L’activité principale de Socredis est la
transformation des matières plastiques, ses 2 sous-activités sont l’extrusion
des profilés (95 % de l’activité) et l’injection plastique, d’où sortent toutes
les pièces complémentaires aux produits fabriqués. « Au début de
Socredis, quand il y avait besoin de pièce à injecter, on sous-traitait… Rapidement,
M. Blot a installé une unité d’injection complète, aujourd’hui c’est un
département de Socredis avec une dizaine de presses à injecter, qui travaillent
exclusivement pour Socredis en interne, en complémentarité des profilés
fabriqués en extrusion.
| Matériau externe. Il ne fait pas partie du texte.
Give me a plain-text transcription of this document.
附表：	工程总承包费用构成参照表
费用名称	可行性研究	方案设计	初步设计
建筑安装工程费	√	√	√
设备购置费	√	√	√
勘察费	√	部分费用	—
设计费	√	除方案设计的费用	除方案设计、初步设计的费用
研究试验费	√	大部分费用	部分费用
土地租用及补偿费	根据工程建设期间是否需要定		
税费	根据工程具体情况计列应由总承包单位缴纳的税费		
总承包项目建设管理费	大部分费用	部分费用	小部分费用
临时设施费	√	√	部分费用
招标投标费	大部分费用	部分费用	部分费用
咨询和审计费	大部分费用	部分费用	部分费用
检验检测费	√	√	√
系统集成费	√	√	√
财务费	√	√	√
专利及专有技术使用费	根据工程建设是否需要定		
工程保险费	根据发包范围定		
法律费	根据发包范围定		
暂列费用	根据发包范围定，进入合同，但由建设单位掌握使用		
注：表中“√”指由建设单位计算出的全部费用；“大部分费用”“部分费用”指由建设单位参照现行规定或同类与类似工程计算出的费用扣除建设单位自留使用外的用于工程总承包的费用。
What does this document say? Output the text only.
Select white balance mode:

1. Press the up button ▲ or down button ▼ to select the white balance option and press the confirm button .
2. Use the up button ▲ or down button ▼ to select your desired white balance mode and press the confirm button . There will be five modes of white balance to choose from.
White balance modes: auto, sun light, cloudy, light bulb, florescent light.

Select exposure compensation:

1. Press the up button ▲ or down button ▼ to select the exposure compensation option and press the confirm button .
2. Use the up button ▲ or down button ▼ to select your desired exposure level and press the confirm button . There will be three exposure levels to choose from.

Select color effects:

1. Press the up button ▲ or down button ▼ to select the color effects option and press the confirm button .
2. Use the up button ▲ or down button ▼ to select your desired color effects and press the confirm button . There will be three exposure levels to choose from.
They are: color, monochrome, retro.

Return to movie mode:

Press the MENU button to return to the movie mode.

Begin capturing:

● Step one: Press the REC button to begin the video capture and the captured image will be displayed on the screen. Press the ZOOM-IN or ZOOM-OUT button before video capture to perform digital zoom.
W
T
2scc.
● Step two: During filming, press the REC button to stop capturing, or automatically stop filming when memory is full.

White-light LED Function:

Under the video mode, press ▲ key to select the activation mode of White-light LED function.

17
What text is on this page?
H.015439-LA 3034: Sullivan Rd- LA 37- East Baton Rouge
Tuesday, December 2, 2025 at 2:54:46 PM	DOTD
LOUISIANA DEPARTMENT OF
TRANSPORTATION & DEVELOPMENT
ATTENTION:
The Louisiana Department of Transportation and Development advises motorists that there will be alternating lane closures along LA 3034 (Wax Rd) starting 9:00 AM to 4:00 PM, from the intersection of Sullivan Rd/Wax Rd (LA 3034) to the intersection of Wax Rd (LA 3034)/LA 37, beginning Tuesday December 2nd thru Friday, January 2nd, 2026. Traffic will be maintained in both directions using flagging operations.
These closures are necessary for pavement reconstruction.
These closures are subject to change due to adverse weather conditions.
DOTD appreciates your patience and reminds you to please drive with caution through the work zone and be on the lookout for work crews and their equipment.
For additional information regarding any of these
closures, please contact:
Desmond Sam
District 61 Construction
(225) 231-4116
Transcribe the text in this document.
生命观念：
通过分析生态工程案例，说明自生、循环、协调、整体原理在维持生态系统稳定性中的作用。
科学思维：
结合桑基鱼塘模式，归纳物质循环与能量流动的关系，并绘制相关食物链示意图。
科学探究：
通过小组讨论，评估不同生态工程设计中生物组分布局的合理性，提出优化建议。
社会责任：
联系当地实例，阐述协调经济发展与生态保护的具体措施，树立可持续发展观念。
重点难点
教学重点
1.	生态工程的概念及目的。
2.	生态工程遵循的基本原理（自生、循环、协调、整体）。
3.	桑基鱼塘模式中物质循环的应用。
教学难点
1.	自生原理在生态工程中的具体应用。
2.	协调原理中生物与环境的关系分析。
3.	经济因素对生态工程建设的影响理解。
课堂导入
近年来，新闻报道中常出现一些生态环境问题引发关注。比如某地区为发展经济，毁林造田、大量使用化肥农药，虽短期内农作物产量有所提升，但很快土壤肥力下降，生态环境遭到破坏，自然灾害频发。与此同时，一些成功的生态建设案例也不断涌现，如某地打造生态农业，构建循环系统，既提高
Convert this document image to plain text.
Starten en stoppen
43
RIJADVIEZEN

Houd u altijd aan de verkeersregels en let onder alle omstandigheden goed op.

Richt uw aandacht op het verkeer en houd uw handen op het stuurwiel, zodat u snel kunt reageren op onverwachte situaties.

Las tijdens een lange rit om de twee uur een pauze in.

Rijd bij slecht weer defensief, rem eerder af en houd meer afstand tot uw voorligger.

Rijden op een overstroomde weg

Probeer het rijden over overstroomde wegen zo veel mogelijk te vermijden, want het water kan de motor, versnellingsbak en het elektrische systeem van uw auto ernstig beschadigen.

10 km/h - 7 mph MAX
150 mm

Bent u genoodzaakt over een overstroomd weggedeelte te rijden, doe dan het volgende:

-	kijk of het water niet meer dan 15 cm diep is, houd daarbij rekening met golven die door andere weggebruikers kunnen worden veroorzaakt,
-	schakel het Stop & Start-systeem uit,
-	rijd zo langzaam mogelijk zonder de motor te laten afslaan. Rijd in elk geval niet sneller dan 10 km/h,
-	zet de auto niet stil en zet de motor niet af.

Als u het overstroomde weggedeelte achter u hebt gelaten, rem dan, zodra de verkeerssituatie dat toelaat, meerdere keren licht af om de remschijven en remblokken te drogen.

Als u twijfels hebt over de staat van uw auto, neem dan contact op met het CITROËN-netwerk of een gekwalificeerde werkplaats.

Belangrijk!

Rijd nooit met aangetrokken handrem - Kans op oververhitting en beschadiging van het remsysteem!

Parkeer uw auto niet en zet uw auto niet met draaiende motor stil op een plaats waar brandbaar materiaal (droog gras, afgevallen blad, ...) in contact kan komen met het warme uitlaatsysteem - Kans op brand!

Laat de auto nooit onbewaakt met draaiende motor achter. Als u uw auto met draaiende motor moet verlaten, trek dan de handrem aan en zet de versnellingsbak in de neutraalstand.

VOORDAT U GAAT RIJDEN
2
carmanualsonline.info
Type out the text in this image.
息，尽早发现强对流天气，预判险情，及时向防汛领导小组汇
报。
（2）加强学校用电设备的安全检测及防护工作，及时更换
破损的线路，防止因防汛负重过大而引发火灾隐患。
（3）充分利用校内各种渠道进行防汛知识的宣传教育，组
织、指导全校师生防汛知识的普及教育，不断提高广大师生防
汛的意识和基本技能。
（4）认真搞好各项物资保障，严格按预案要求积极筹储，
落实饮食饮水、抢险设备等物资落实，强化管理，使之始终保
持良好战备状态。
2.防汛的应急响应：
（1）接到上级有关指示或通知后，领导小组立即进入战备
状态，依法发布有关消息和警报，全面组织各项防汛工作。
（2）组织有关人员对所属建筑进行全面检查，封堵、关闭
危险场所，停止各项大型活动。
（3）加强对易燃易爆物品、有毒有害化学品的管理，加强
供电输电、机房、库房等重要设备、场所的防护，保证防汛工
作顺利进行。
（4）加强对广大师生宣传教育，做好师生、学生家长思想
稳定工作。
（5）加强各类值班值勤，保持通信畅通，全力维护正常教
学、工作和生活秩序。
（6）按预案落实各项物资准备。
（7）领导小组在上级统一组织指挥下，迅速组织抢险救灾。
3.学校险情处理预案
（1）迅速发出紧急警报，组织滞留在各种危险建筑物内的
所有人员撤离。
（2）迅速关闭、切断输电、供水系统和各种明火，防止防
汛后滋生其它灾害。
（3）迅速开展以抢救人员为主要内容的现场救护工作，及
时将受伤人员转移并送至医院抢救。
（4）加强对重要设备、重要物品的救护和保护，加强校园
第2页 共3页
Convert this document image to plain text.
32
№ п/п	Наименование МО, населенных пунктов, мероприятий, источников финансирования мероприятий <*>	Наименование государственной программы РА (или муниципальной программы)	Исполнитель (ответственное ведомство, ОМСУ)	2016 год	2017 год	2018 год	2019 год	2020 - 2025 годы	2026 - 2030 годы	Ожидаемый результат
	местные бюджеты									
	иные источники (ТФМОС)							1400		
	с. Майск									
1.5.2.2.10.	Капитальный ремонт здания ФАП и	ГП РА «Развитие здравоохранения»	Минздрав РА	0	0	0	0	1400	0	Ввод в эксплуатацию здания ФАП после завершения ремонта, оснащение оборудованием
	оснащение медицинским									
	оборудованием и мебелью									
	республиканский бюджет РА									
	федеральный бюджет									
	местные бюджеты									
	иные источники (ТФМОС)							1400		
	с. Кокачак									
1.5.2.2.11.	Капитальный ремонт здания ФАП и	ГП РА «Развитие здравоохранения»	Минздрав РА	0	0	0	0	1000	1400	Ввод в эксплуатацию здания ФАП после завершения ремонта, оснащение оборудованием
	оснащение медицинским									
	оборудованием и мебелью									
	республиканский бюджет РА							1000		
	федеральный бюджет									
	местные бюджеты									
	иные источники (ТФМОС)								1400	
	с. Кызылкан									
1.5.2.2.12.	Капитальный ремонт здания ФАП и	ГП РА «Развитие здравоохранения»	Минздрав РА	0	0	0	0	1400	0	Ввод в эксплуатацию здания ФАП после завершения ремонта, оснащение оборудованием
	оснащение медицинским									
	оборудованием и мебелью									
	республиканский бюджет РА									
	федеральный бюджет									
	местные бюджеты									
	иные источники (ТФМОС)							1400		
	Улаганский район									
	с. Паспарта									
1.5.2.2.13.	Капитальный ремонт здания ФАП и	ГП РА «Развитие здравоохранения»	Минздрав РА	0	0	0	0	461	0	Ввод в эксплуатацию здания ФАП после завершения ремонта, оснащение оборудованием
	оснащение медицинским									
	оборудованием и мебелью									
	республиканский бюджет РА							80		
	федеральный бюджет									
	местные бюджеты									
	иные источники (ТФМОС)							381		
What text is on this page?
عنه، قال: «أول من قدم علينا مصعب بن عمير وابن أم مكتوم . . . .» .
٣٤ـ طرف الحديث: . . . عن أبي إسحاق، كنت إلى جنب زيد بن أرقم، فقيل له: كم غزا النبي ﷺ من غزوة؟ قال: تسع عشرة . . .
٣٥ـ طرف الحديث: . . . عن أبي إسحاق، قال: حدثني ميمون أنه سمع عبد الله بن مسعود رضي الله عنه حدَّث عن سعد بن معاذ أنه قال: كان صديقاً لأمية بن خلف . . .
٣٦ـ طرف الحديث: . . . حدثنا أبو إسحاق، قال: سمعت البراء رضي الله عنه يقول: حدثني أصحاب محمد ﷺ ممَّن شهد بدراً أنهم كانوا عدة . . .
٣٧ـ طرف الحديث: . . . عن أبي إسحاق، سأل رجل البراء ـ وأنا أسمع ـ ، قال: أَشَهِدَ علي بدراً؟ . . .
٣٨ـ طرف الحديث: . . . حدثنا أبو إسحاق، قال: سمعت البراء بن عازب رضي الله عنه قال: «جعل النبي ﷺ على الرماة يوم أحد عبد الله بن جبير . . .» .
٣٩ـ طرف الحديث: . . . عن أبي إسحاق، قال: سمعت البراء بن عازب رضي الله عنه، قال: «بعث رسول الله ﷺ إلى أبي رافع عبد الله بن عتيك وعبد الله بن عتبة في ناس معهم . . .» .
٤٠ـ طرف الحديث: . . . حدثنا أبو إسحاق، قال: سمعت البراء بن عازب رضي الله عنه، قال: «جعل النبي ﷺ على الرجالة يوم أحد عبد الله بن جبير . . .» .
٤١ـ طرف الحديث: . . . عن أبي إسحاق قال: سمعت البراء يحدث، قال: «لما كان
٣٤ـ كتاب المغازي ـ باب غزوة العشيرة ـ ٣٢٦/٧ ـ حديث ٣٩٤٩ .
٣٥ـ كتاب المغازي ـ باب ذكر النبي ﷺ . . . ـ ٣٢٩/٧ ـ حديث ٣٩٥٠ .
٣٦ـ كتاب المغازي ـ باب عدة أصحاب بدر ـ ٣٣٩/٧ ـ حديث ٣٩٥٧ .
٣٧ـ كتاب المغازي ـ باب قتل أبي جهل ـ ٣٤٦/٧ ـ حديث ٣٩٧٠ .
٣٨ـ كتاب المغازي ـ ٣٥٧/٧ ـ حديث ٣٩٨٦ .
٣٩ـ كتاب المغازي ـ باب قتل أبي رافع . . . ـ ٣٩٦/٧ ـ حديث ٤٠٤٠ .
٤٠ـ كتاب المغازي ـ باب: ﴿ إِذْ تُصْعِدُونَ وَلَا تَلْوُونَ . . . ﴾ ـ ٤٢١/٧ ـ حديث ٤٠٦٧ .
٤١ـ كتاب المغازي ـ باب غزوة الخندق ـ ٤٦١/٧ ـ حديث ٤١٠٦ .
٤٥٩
Nous avons par exemple une gamme de clôture, pour
laquelle nous fabriquons les profilés mais aussi les pièces injectées associées
– embout de poteau, par exemple -, dans une optique et une volonté de maîtriser
tout le processus… », précise Yann Marchand, adjoint à la direction de
la société..
Comme beaucoup d’autres, au départ, Socredis a commencé
"petit", avec une extrudeuse et une production majoritairement axée
sur des profilés "à façon", suivant la demande de profilés
spécifiques des clients. « Et puis, avec l’explosion du marché du PVC,
la société s’est développée, assez rapidement, pour arriver aujourd’hui à
extruder des gammes complètes destinées au monde de l’habitat », indique
M. Marchand. Pour concrétiser l’ambition de maîtriser l’ensemble de la
chaîne en toute autonomie, Socredis a rapidement intégré l’étape de la
fabrication de la matière première, c’est-à-dire le "compoundage", où
la fabrication du compound, « nous achetons les matières premières et
derrière, nous fabriquons nous-mêmes nos granulés qui deviennent la matière de
base pour extruder », souligne Yann Marchand. Cette autonomie a elle
aussi demandé d’importants investissements, elle permet à Socredis de
développer ses propres matières, homologuées par le CSTB pour la plupart. « C’est
effectivement un investissement permanent en termes d’équipements et aussi en
R&D sur les nouvelles matières, les coloris ou pour de nouvelles
applications. La société a également ajouté l’activité plaxage (procédé
consistant à coller un film imitation bois par exemple, sur les profilés PVC)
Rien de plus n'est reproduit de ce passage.